Il terzo punto delle argomentazioni difensive, secondo il Garante, evidenzia la mancata comprensione, da parte degli autori della pubblicazione, della «portata lesiva» della circolazione della cartella clinica di Messina Denaro.
Le sanzioni stabilite per i soggetti coinvolti hanno importi differenti (2.500 e 15mila euro). La modulazione dell’ammontare, come spiegano i diversi provvedimenti, è determinata dall’applicazione di circostanze aggravanti, quali la lesività, per la dignità e la riservatezza dell’interessato, della diffusione dei dati sulla sua salute, e la particolare natura dei dati trattati.
Nonché di circostanze attenuanti, come le finalità perseguite da chi ha effettuato la pubblicazione, riconducibili all’esercizio del diritto di cronaca e alla libertà di informazione; l’interesse della collettività alla conoscibilità della notizia; eventualmente la ridotta diffusione della notizia tramite la specifica testata; la tempestiva rimozione dell’articolo; le condizioni sul piano economico, organizzativo e professionale di chi ha operato la pubblicazione.
La sensibilità giuridica e deontologica
Un passaggio dei provvedimenti del Garante riveste una particolare importanza. Nella pubblicazione dei dati sanitari di Messina Denaro, nonché nelle giustificazioni sottostanti, l’autorità rileva una «assenza di sensibilità giuridica e deontologica che, invece, ci si aspetterebbe dagli operatori dell’informazione». Al riguardo, possono svolgersi alcune considerazioni.
È vero che la libertà di stampa (art. 21 della Costituzione) è uno dei cardini degli ordinamenti democratici e che il legislatore italiano, in attuazione della normativa europea (Regolamento 2016/679, GDPR), ha previsto che il trattamento di dati personali per finalità giornalistiche goda di un regime derogatorio alla disciplina ordinaria.

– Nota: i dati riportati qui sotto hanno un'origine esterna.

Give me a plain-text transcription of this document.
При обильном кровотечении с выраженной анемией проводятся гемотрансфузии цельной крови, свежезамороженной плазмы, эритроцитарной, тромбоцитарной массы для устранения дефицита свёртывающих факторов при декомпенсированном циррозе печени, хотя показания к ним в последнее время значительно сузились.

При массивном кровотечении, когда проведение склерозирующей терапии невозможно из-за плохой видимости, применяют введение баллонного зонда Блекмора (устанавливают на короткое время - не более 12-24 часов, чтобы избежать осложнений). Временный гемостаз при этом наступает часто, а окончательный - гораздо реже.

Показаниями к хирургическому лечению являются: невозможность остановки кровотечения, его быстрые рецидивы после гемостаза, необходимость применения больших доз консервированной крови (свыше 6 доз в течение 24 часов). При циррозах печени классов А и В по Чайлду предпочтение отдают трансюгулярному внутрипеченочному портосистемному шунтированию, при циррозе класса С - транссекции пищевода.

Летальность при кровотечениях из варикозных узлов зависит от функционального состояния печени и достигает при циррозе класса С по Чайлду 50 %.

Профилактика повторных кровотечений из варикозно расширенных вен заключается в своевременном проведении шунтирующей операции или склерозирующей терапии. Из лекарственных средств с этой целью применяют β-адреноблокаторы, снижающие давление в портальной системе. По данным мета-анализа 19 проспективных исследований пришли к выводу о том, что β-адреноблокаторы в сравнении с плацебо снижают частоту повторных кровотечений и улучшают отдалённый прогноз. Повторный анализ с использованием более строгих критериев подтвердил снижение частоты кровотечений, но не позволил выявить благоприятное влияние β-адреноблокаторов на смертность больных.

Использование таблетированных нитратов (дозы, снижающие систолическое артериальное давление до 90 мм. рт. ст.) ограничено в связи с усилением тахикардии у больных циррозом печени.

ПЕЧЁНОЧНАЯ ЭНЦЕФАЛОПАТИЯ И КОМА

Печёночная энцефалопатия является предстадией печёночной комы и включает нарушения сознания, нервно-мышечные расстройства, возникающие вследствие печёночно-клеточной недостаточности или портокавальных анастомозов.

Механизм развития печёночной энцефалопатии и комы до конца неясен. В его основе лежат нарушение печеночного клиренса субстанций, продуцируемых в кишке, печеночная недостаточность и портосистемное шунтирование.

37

Tuttavia, la libertà di informazione non è assoluta, nonostante in alcuni casi si pretenda di interpretarla in questo modo, così come non è assoluta nessuna libertà prevista dall’ordinamento. Chi pubblica una notizia deve sempre operare un bilanciamento fra il diritto di informare e i diritti di cui è titolare chi è oggetto della notizia, quali quelli alla riservatezza e alla dignità persona.
Tale bilanciamento richiede la sensibilità giuridica e deontologica richiamata dall’autorità, cui spetta poi eventualmente valutare che esso sia avvenuto in modo corretto. Vale nel caso in esame, per i soggetti interessati, ma sembra un monito per tutti i media.